O’Connell said in a statement to Courier Journal that Thieneman’s attack is “without merit and is politically motivated” and again recalled his domestic violence incident.
“Chris Thieneman is a convicted domestic violence perpetrator,” O’Connell said. “I am not intimidated by this classic domestic violence bullying tactic, and I wear this lawsuit as a badge of honor for the thousands of domestic violence victims that our office helps every year.”
O’Connell, who is running for re-election and is on the ballot in Tuesday’s Democratic primary, has been criticized for his response to lawsuits alleging sexual abuse in the police’s Explorer Scout program, which is for youths interested in law enforcement careers.

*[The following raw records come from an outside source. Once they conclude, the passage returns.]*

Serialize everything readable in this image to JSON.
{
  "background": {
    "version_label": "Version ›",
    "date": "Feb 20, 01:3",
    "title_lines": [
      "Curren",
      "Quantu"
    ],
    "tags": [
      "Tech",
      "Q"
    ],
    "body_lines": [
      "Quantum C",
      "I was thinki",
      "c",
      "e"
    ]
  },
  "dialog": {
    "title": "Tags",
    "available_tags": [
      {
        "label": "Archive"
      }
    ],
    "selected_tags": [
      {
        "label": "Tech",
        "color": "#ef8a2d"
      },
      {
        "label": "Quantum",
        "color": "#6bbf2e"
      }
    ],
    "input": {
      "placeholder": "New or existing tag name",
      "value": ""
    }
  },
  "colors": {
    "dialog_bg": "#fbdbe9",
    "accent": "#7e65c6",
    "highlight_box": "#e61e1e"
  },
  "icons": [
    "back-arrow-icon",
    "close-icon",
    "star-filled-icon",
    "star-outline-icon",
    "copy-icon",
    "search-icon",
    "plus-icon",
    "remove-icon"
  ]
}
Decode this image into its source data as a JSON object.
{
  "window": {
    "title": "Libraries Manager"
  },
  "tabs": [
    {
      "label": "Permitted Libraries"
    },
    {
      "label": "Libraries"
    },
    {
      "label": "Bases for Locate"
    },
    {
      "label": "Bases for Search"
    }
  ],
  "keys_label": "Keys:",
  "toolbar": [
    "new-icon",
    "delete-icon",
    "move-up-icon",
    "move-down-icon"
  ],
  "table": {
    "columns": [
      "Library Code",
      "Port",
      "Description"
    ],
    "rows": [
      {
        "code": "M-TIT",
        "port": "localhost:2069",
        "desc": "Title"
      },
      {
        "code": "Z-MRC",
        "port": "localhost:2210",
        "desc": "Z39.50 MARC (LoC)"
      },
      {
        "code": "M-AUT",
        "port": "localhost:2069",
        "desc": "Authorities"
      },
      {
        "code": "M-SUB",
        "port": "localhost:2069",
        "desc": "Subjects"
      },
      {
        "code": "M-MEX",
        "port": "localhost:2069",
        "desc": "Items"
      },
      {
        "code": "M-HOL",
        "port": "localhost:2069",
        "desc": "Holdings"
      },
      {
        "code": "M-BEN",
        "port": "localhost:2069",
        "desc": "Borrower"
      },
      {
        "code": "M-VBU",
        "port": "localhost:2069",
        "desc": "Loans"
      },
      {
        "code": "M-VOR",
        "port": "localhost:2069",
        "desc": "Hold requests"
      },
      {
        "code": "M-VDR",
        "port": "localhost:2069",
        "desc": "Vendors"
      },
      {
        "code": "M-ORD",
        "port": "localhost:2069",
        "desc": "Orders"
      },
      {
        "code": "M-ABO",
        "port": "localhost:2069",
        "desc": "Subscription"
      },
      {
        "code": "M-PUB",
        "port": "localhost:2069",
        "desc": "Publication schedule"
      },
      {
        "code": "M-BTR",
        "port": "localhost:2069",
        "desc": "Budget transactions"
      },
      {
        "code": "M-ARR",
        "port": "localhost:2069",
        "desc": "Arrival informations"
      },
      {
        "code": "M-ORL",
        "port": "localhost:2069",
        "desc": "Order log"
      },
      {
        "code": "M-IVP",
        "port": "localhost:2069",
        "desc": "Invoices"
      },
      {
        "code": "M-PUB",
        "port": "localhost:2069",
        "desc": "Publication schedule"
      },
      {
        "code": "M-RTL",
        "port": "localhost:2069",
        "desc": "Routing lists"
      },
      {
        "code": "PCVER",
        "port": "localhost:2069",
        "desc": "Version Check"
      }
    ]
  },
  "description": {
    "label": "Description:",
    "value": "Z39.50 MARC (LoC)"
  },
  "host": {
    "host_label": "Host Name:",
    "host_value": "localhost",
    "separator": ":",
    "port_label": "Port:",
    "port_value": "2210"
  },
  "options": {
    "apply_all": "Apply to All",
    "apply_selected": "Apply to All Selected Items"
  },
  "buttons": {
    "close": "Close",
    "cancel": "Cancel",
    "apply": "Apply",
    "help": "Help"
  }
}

“The timing is not lost on anyone either in light of the fact that this offender has actively worked against me since his conviction and is promoting my opponent,” O’Connell added.
Metro Councilman Brent Ackerson, who is taking on O’Connell in Tuesday’s primary, has aired an online ad that scolds O’Connell for arguing to release the names of Scouts who claim they were abused in the program.
O’Connell, who represents the city in civil matters, said last year that for fairness, plaintiffs should also be identified because the police officers accused of wrongdoing are mentioned by name.
Thieneman, who has been critical of the city response to the allegations, has helped organize trucks plastered with anti-O’Connell signs.
Thieneman played football for the University of Louisville and later in the World League of American Football and the Canadian Football League before taking over his family real estate business, then starting his own development company.
In the congressional race, he faced U.S. Rep. Anne Northup in the GOP primary before dropping out and angrily accusing GOP leaders — including Northup and U.S. Sen. Mitch McConnell — of conspiring against him.
Thieneman also led a drive in 2007 to defeat a local occupational tax increase that would have benefited the public library system.